Se considerarmos que os dois primeiros filmes de Pelicano são duas interessantes reportagens, aceitamos melhor as muitas imperfeições e erros de principiante do realizador em “Pára-me de Repente o Pensamento”, que é agora o seu ‘primeiro’ documentário. O documentarista perdeu aqui uma óptima oportunidade para fazer um bom trabalho. É de louvar a sua significativa evolução, mas ainda tem muito que caminhar.

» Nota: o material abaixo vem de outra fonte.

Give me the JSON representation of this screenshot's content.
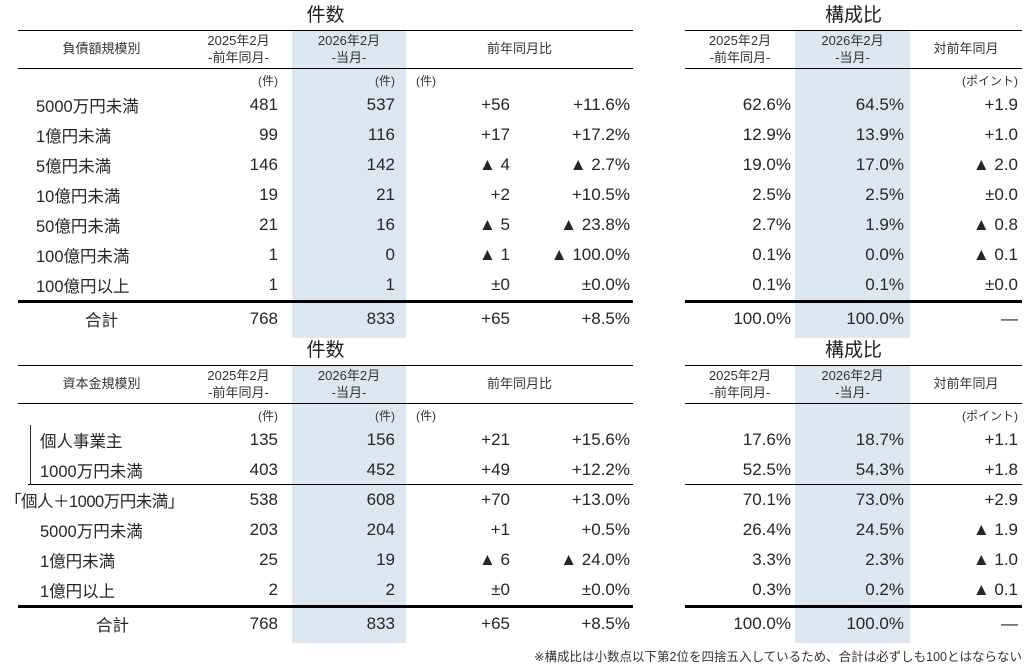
{
  "headers": {
    "count_title": "件数",
    "ratio_title": "構成比",
    "prev_month": "2025年2月",
    "prev_month_sub": "-前年同月-",
    "cur_month": "2026年2月",
    "cur_month_sub": "-当月-",
    "yoy": "前年同月比",
    "yoy_ratio": "対前年同月",
    "unit_count": "(件)",
    "unit_point": "(ポイント)",
    "total_label": "合計"
  },
  "colors": {
    "highlight": "#dce7f2",
    "rule": "#000000",
    "text": "#262626"
  },
  "debt": {
    "row_header": "負債額規模別",
    "count_rows": [
      {
        "label": "5000万円未満",
        "prev": "481",
        "cur": "537",
        "diff": "+56",
        "pct": "+11.6%"
      },
      {
        "label": "1億円未満",
        "prev": "99",
        "cur": "116",
        "diff": "+17",
        "pct": "+17.2%"
      },
      {
        "label": "5億円未満",
        "prev": "146",
        "cur": "142",
        "diff": "▲ 4",
        "pct": "▲ 2.7%"
      },
      {
        "label": "10億円未満",
        "prev": "19",
        "cur": "21",
        "diff": "+2",
        "pct": "+10.5%"
      },
      {
        "label": "50億円未満",
        "prev": "21",
        "cur": "16",
        "diff": "▲ 5",
        "pct": "▲ 23.8%"
      },
      {
        "label": "100億円未満",
        "prev": "1",
        "cur": "0",
        "diff": "▲ 1",
        "pct": "▲ 100.0%"
      },
      {
        "label": "100億円以上",
        "prev": "1",
        "cur": "1",
        "diff": "±0",
        "pct": "±0.0%"
      }
    ],
    "count_total": {
      "prev": "768",
      "cur": "833",
      "diff": "+65",
      "pct": "+8.5%"
    },
    "ratio_rows": [
      {
        "prev": "62.6%",
        "cur": "64.5%",
        "diff": "+1.9"
      },
      {
        "prev": "12.9%",
        "cur": "13.9%",
        "diff": "+1.0"
      },
      {
        "prev": "19.0%",
        "cur": "17.0%",
        "diff": "▲ 2.0"
      },
      {
        "prev": "2.5%",
        "cur": "2.5%",
        "diff": "±0.0"
      },
      {
        "prev": "2.7%",
        "cur": "1.9%",
        "diff": "▲ 0.8"
      },
      {
        "prev": "0.1%",
        "cur": "0.0%",
        "diff": "▲ 0.1"
      },
      {
        "prev": "0.1%",
        "cur": "0.1%",
        "diff": "±0.0"
      }
    ],
    "ratio_total": {
      "prev": "100.0%",
      "cur": "100.0%",
      "diff": "—"
    }
  },
  "capital": {
    "row_header": "資本金規模別",
    "count_rows": [
      {
        "label": "個人事業主",
        "prev": "135",
        "cur": "156",
        "diff": "+21",
        "pct": "+15.6%"
      },
      {
        "label": "1000万円未満",
        "prev": "403",
        "cur": "452",
        "diff": "+49",
        "pct": "+12.2%",
        "group_end": true
      },
      {
        "label": "「個人＋1000万円未満」",
        "prev": "538",
        "cur": "608",
        "diff": "+70",
        "pct": "+13.0%",
        "group_total": true
      },
      {
        "label": "5000万円未満",
        "prev": "203",
        "cur": "204",
        "diff": "+1",
        "pct": "+0.5%"
      },
      {
        "label": "1億円未満",
        "prev": "25",
        "cur": "19",
        "diff": "▲ 6",
        "pct": "▲ 24.0%"
      },
      {
        "label": "1億円以上",
        "prev": "2",
        "cur": "2",
        "diff": "±0",
        "pct": "±0.0%"
      }
    ],
    "count_total": {
      "prev": "768",
      "cur": "833",
      "diff": "+65",
      "pct": "+8.5%"
    },
    "ratio_rows": [
      {
        "prev": "17.6%",
        "cur": "18.7%",
        "diff": "+1.1"
      },
      {
        "prev": "52.5%",
        "cur": "54.3%",
        "diff": "+1.8",
        "group_end": true
      },
      {
        "prev": "70.1%",
        "cur": "73.0%",
        "diff": "+2.9"
      },
      {
        "prev": "26.4%",
        "cur": "24.5%",
        "diff": "▲ 1.9"
      },
      {
        "prev": "3.3%",
        "cur": "2.3%",
        "diff": "▲ 1.0"
      },
      {
        "prev": "0.3%",
        "cur": "0.2%",
        "diff": "▲ 0.1"
      }
    ],
    "ratio_total": {
      "prev": "100.0%",
      "cur": "100.0%",
      "diff": "—"
    }
  },
  "footnote": "※構成比は小数点以下第2位を四捨五入しているため、合計は必ずしも100とはならない"
}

1767e3436560e69d44fcf3de07a24ee58ff45b26 3Realização: Jorge Pelicano

Argumento: Jorge Pelicano

Elenco: Miguel Borges

Portugal/2014 – Documentário

Sinopse: Cafezinho, cigarrinho. Moedinha, outro cafezinho. Utentes vagueiam pelos corredores. Circulam sós. Esperam. Mais uma passa, um cigarro que morre em beata. Terapias que apelam aos sentidos. Rotinas que os puxam para a realidade. É a vida que se repete nos espaços de um hospital psiquiátrico. A lucidez e a loucura vivem juntas. Do mundo exterior chega um ator que procura o seu personagem para uma peça de teatro, submergindo no mundo interior dos esquizofrénicos. Os utentes são parte do processo de construção do personagem. No meio da névoa o ator depara-se com um poema de Ângelo de Lima, alienado de condição. O personagem de teatro nasce. O cinema documenta.